Jueves por la noche

Laure intentó gritar, pero de su garganta solo salían sonidos ahogados. Las verdes paredes parecían distintas, la habían cambiado de sitio.

– Enfermera, la paciente está agitada. Monitorice el electrocardiograma. ¡Ahora!

A su lado se hallaba un médico con bata blanca, y su prominente nariz y su identificación plastificada reflejaban la luz de las parpadeantes máquinas.

– Laure, tranquilízate, no hagas esfuerzos. ¿Puedes sentir esto?

Un pellizco. Frío.

Ella negó con la cabeza. Pensó que había negado con la cabeza. Solo se movían sus dedos pulgar e índice. Se concentró.
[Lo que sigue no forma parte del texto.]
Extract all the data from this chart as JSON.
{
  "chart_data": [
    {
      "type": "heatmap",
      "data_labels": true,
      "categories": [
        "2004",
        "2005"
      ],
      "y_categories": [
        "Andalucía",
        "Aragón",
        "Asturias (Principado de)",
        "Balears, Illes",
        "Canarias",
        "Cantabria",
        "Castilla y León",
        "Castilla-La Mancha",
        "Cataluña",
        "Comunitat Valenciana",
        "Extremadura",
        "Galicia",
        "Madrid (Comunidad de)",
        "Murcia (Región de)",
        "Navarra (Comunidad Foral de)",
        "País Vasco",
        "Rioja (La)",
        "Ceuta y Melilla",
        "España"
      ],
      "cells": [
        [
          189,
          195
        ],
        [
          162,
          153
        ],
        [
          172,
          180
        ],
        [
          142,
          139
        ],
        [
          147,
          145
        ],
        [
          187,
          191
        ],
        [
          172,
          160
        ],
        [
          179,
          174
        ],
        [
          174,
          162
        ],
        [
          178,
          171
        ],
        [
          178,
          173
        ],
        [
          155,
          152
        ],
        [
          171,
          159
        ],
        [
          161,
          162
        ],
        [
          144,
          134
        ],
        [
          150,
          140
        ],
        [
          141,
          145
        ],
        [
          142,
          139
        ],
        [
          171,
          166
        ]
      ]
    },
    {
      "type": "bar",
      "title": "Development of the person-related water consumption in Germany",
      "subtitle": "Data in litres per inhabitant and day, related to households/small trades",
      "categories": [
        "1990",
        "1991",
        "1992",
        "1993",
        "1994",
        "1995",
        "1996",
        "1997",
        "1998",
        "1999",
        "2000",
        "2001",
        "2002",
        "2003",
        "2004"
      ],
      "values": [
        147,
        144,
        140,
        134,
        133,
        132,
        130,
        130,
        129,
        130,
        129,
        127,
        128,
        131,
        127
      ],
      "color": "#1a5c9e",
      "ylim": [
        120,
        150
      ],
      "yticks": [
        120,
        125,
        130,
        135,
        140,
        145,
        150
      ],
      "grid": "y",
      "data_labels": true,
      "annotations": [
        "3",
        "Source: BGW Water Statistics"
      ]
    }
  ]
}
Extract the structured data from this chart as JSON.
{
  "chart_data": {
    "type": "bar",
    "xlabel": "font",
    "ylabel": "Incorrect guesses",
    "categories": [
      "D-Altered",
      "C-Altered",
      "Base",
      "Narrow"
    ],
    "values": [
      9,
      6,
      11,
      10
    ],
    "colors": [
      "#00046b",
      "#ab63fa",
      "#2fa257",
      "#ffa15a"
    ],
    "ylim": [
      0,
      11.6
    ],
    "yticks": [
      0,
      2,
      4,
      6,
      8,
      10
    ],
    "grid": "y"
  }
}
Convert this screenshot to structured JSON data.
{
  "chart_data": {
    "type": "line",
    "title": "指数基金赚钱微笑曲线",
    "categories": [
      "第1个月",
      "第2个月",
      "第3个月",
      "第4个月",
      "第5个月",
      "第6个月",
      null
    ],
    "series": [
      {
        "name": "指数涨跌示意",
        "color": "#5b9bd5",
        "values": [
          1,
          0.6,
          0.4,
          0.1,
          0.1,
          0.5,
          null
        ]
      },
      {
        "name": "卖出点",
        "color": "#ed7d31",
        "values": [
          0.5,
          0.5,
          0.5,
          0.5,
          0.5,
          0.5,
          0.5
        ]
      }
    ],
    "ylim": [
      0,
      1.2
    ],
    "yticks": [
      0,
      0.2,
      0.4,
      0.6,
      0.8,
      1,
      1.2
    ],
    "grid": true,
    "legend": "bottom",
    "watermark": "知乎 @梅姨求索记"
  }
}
– Pestañea, Laure -dijo él-. Una vez para decir «sí» y dos para decir «no». ¿Puedes hacerlo?

Laure pestañeó dos veces.

– ¿Qué es eso? ¿Estás tratando de decirme que no sientes nada?

Ella pestañeó de nuevo dos veces. Sintió que los ojos se le salían de las órbitas. Él no podía ver sus dedos moverse sobre la blanca sábana. Quería gritar: «¡Mira, mis dedos!». El médico se inclinó hacia adelante y su estetoscopio se balanceaba sobre su pecho bajo las blancas sábanas.

Hazlo. Tócalo. Demuéstraselo.

Pero su mano no respondía. Siguió con la mirada el recorrido que haría con los dedos; casi podía sentir la suavidad del disco de acero, su frialdad al tocarlo. Pero al igual que un motor que se cala, que trata de arrancar, tose, se ahoga y petardea hasta detenerse, el resto de su cuerpo no cooperaba.

– Dale dos miligramos de Valium -dijo el médico-. Tenemos que controlar los temblores o se soltarán los tubos.

Mirad mis ojos… ¡mis ojos! Pestañeó dos veces rápidamente. No más medicamentos, no más atontarle la mente y las palabras. Tenía que comunicarse, contárselo.

Encontrar a Aimée.

– Doctor, está intentando decirnos algo -dijo la enfermera-. Esa dosis la va a dejar inconsciente.

– Hágalo, enfermera.

Laure tiró del estetoscopio con tanta fuerza que se soltó de su cuello.